This program trains a BERT model on 14 stories to identify whether the inputted story is published before or after 2014.

In [1]:
import json, torch
import pandas as pd
from datasets import Dataset
from torch.utils.data import DataLoader
from transformers import BertTokenizerFast
from sklearn.model_selection import train_test_split
from transformers import AutoModelForSequenceClassification, BertForSequenceClassification
from transformers import BertForTokenClassification, TrainingArguments, Trainer, AutoTokenizer

2024-06-07 21:27:14.407966: I tensorflow/core/platform/cpu_feature_guard.cc:182] This TensorFlow binary is optimized to use available CPU instructions in performance-critical operations.
To enable the following instructions: AVX2 AVX512F AVX512_VNNI FMA, in other operations, rebuild TensorFlow with the appropriate compiler flags.


In [2]:
# This section builds a dataset where the variable "dataset" is a list of dictionaries in this format: [{"story": storyContent, "year": publicationYear, "label": 1 for after 2014 and 0 for before 2014}]

storyDataJsonPath = "publicationYearStory.json"
with open(storyDataJsonPath, "r") as file:
    storyData = json.load(file)
dataset = [{"story": story, "year": int(year)} for year, story in storyData.items()]
for story in dataset:
    story["label"] = 1 if story["year"] > 2004 else 0
#print(dataset)

In [3]:
tokenizer = AutoTokenizer.from_pretrained("bert-base-uncased")
def tokenizeStories(stories):
    return tokenizer(stories["story"], padding="max_length", truncation=True, max_length=256)
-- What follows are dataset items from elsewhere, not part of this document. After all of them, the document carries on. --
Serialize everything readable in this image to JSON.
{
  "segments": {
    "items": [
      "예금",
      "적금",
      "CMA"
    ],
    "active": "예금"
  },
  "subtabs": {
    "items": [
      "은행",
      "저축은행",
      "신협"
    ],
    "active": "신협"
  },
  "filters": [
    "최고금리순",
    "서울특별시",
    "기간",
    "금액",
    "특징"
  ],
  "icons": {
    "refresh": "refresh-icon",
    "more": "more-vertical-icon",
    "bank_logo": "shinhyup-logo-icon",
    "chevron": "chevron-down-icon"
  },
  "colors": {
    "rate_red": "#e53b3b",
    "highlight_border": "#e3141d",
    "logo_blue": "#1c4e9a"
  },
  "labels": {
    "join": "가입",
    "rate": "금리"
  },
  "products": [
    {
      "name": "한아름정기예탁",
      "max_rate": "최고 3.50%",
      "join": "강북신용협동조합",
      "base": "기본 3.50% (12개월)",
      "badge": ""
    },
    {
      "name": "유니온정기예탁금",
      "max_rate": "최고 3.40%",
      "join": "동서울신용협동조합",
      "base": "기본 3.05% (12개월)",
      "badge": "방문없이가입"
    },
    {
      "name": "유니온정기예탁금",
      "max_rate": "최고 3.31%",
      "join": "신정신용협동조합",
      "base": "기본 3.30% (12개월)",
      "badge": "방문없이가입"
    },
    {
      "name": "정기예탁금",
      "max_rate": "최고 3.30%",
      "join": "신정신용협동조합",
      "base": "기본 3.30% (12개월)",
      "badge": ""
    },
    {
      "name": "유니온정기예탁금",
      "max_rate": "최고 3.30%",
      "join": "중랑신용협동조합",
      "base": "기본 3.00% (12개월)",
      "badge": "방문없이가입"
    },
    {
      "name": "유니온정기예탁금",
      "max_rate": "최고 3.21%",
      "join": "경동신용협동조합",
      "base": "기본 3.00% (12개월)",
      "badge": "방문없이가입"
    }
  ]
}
tokenizedStories = [tokenizeStories(storyItem) for storyItem in dataset]
#print(tokenizedStories)

In [4]:
def formatData(tokenizedStories, label):
    return{
        "input_ids": torch.tensor(tokenizedStories["input_ids"]),
        "attentionMask": torch.tensor(tokenizedStories["attention_mask"]),
        "label": torch.tensor(label)
    }
formattedData = [formatData(tokenizedStories[i], dataset[i]["label"]) for i in range(len(tokenizedStories))]
#print(formattedData)

In [5]:
labels = [terms["label"] for terms in dataset]
trainingData, validationData = train_test_split(formattedData, test_size=0.2, stratify=labels, random_state=2000)
#print(trainingData)

In [6]:
# building a class for PyTorch (could use another code if one wants to use pyarrow):
class StoryDataset(torch.utils.data.Dataset):
    def __init__(self, data):
        self.data=data
    def __len__(self):
        return len(self.data)
    def __getitem__(self, index):
        return self.data[index]

trainingDataset = StoryDataset(trainingData)
validationDataset = StoryDataset(validationData)
#print(trainingDataset)

In [7]:
model = BertForSequenceClassification.from_pretrained('bert-base-uncased', num_labels=2)
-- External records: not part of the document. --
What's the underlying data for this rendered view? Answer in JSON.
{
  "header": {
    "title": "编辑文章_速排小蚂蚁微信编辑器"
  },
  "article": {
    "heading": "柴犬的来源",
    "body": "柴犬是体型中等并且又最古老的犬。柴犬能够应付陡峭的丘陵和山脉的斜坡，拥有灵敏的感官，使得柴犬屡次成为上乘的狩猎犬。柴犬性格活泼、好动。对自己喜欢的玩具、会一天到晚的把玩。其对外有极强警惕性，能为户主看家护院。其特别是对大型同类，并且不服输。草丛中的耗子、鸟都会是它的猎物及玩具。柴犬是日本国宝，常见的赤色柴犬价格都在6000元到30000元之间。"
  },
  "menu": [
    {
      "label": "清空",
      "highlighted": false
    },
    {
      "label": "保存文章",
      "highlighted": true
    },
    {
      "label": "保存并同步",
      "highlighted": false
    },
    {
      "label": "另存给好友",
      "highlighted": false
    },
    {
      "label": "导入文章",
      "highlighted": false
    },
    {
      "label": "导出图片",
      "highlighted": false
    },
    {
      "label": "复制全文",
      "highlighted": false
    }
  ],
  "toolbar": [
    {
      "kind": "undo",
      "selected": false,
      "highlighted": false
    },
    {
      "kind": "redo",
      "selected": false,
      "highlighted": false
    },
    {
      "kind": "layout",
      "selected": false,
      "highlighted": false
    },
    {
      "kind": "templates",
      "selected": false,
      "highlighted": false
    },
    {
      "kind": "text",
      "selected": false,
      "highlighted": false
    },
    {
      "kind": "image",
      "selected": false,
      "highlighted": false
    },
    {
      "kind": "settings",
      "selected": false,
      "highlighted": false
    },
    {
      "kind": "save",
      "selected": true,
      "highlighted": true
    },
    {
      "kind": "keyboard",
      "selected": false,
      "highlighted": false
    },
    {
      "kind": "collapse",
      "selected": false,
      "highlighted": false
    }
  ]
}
Some weights of BertForSequenceClassification were not initialized from the model checkpoint at bert-base-uncased and are newly initialized: ['classifier.bias', 'classifier.weight']
You should probably TRAIN this model on a down-stream task to be able to use it for predictions and inference.


In [8]:
trainingArgument = TrainingArguments(output_dir="./trainingResult")
trainer = Trainer(
    model=model,
    args=trainingArgument,
    train_dataset=trainingDataset,
    eval_dataset=validationDataset,
    tokenizer=tokenizer
)

In [9]:
trainer.train()
trainer.evaluate()
model.save_pretrained('./modelTrained/')
tokenizer.save_pretrained("./modelTrained/")

huggingface/tokenizers: The current process just got forked, after parallelism has already been used. Disabling parallelism to avoid deadlocks...
	- Avoid using `tokenizers` before the fork if possible
	- Explicitly set the environment variable TOKENIZERS_PARALLELISM=(true | false)


  0%|          | 0/6 [00:00<?, ?it/s]

{'train_runtime': 176.565, 'train_samples_per_second': 0.17, 'train_steps_per_second': 0.034, 'train_loss': 0.6874442100524902, 'epoch': 3.0}


  0%|          | 0/1 [00:00<?, ?it/s]

('./modelTrained/tokenizer_config.json',
 './modelTrained/special_tokens_map.json',
 './modelTrained/vocab.txt',
 './modelTrained/added_tokens.json',
 './modelTrained/tokenizer.json')

In [10]:
#training ends above. The code below processes the user input data.
modelPath = "modelTrained"
newModel = BertForSequenceClassification.from_pretrained(modelPath)
newTokenizer = AutoTokenizer.from_pretrained(modelPath)
newModel.eval()

def predictInputYear(story, model, tokenizer, threshold=0.5):
    inputStory = tokenizer(story, return_tensors="pt", padding="max_length", truncation=True, max_length=256)
    operatingDevice = torch.device("cuda" if torch.cuda.is_available() else "cpu") # cuda -> gpu
    model.to(operatingDevice)
    inputStory = {key: value.to(model.device) for key, value in inputStory.items()}
    with torch.no_grad():
        outputs = model(**inputStory)
        logits = outputs.logits
    # getting probabilities
    probabilities = torch.sigmoid(logits).cpu().numpy().flatten()
    
    # Use 0.5 threshold for binary classification
    label = 1 if probabilities[1] > threshold else 0
    if label == 1:
        return {"sentiment": "After 2014", "probability": probabilities[1]}
    else:
        return {"sentiment": "Before 2014", "probability": probabilities[0]}

In [None]:
newStoryFilePath = "" # Story file in txt
with open(newStoryFilePath, "r") as file:
    content = file.read()

storyInput = content
resultPrediction = predictInputYear(storyInput, model, tokenizer)
print("Prediction results", resultPrediction)

Prediction results {'sentiment': 'After 2014', 'probability': 0.6371219}